You may not be surprised to learn that pizza production at Domino’s hasn’t changed much in the 57 years since the company was founded. It’s still essentially hands on the dough and in the cheese. There’s been only one important advance: the spoodle, a ladle with a flat bottom that allows workers to spread the sauce evenly and quickly. A franchisee came up with the idea in 1985, and it’s become a restaurant industry essential…

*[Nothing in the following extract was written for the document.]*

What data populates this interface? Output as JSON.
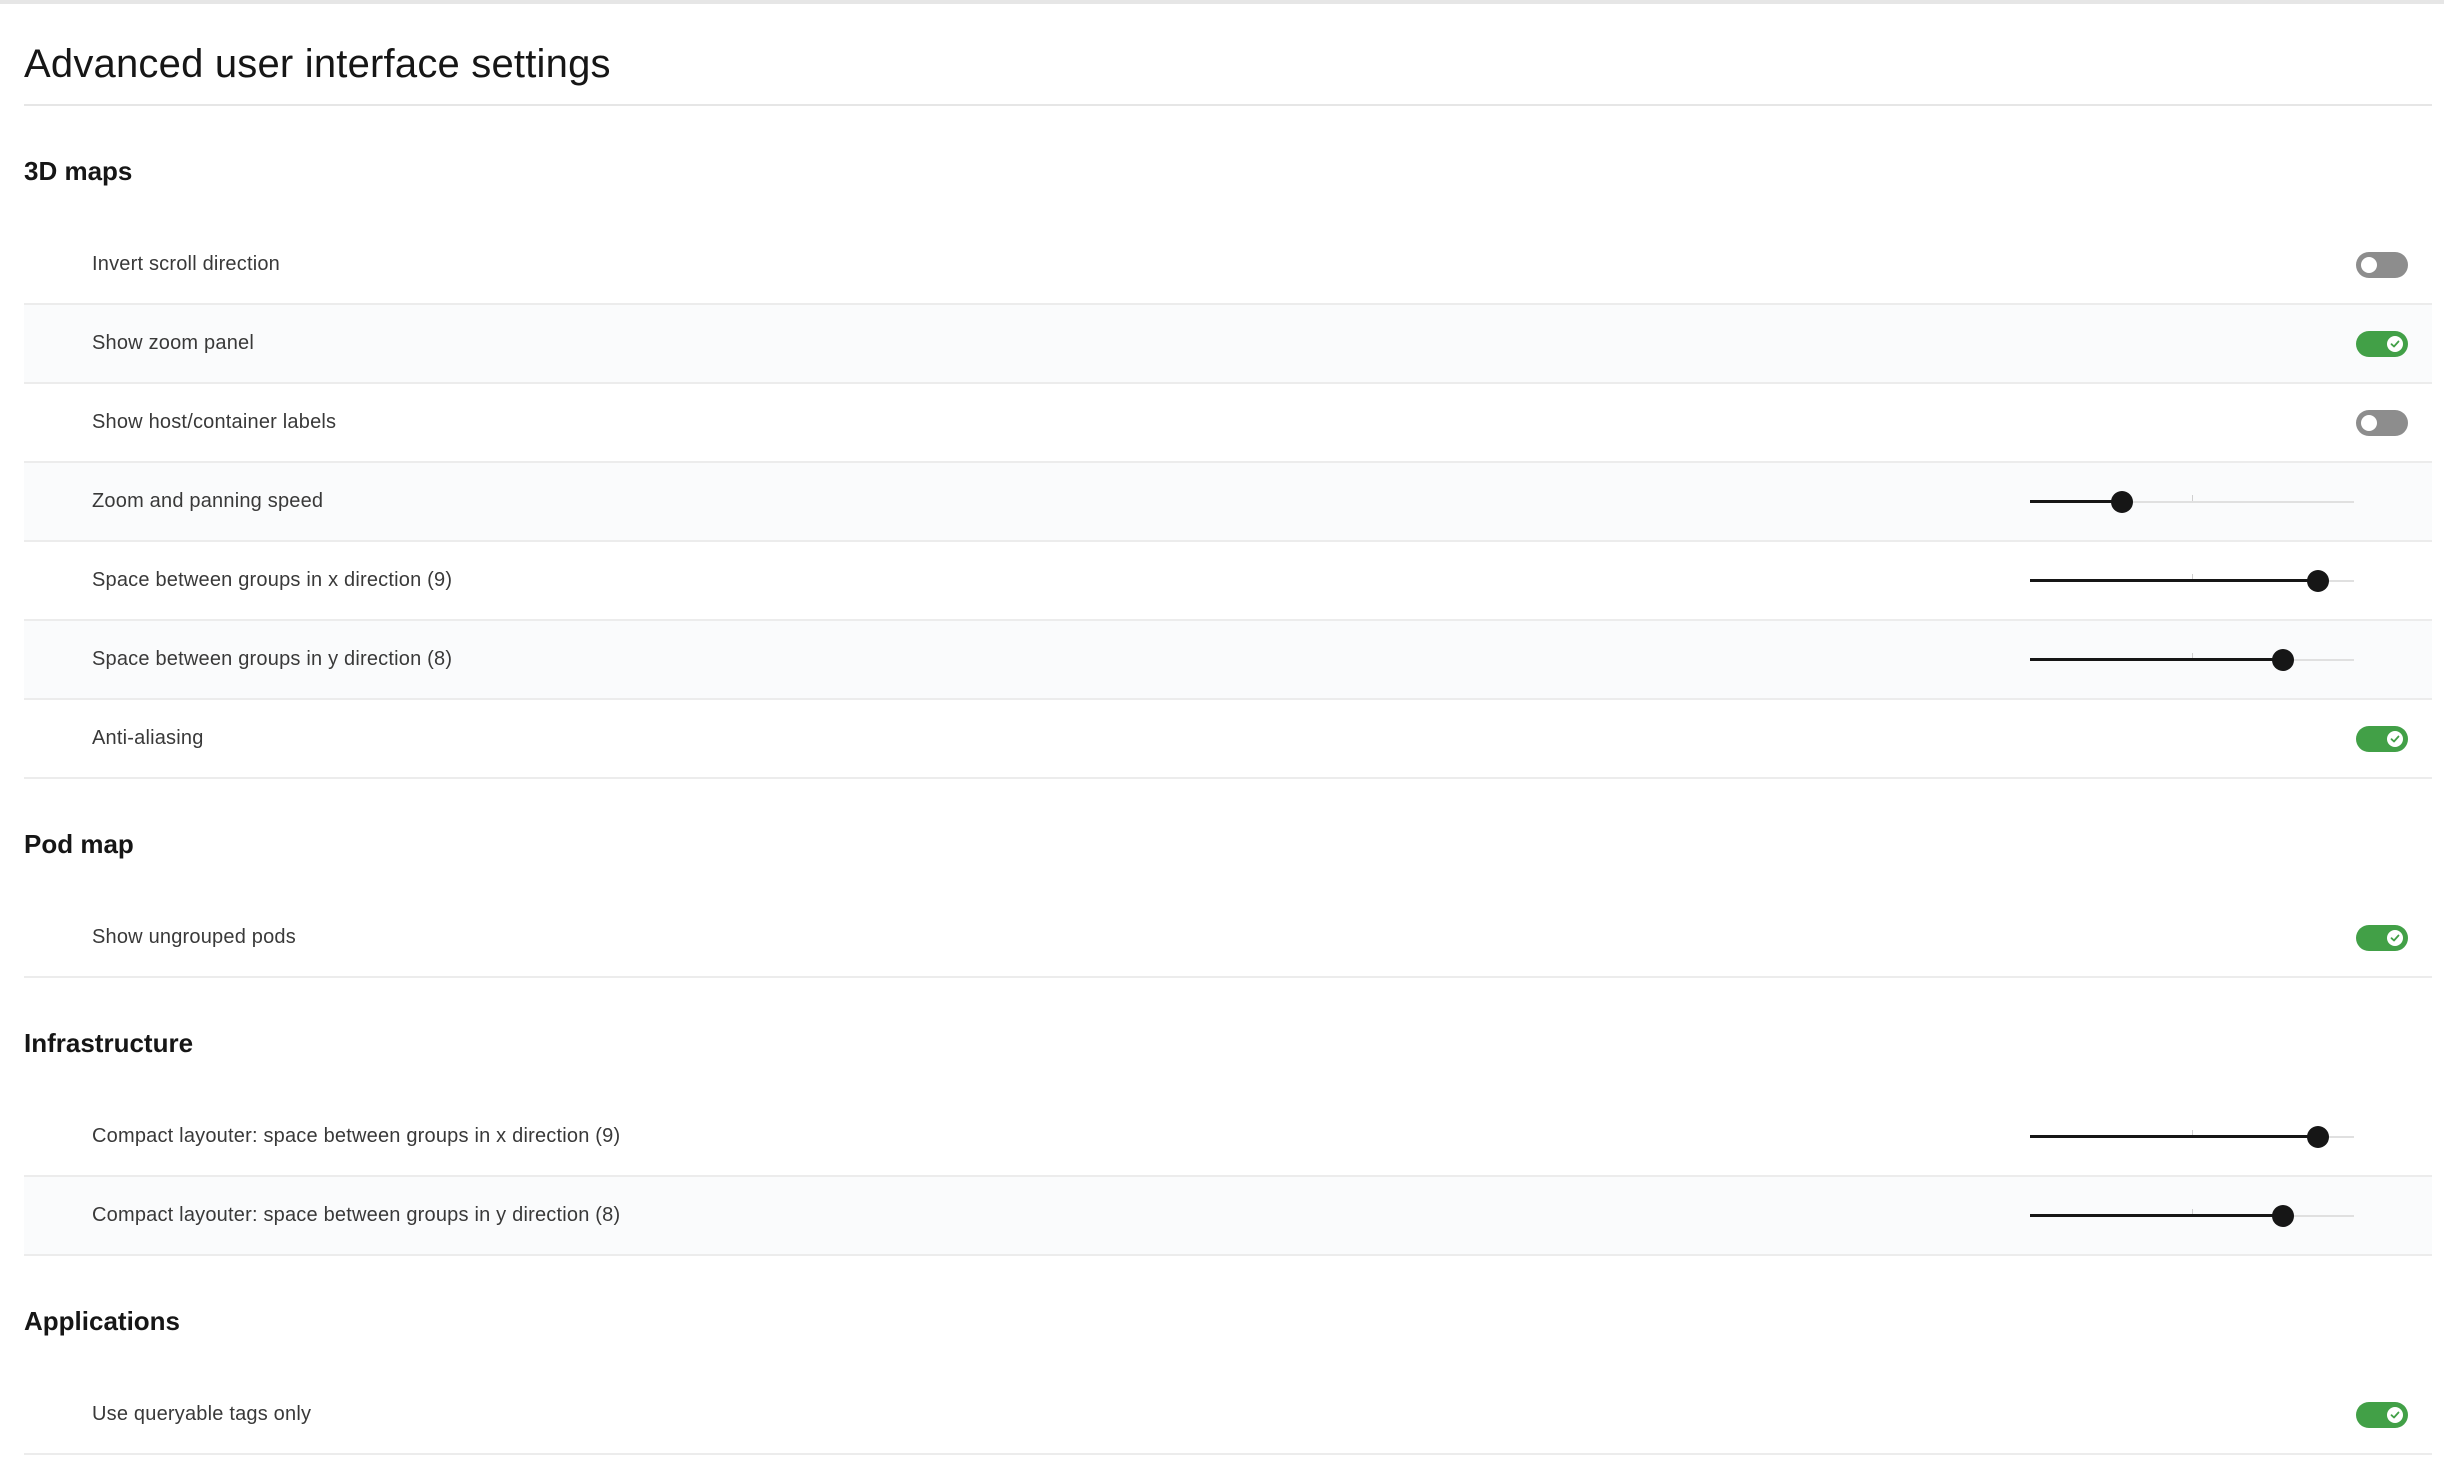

As the company has built up its tech cred, its financial fortunes have been rising. Since the end of 2008, when Domino’s was threatened by declining sales and distressed franchisees, its share price has increased 60-fold. The company is now worth $9 billion. The second-biggest U.S. chain has also been stealing customers from rivals, notably from the biggest, Pizza Hut Inc. Domino’s went from having a 9 percent share of the pizza restaurant market in 2009 to 15 percent in 2016, according to research firm NPD Crest. Sales at established locations in the U.S. increased every year during that time, last year rising 10.5 percent, the fastest growth rate among the top 10 quick-service chains. Customer loyalty is also the highest among pizza chains, according to consultancy Brand Keys. Domino’s makes money from the royalties paid by its franchisees, who own about 97 percent of the restaurants, and from the ingredients it sells them. In 2016 global sales for the chain, including franchisees, were $10.9 billion; revenue for Domino’s itself was $2.5 billion.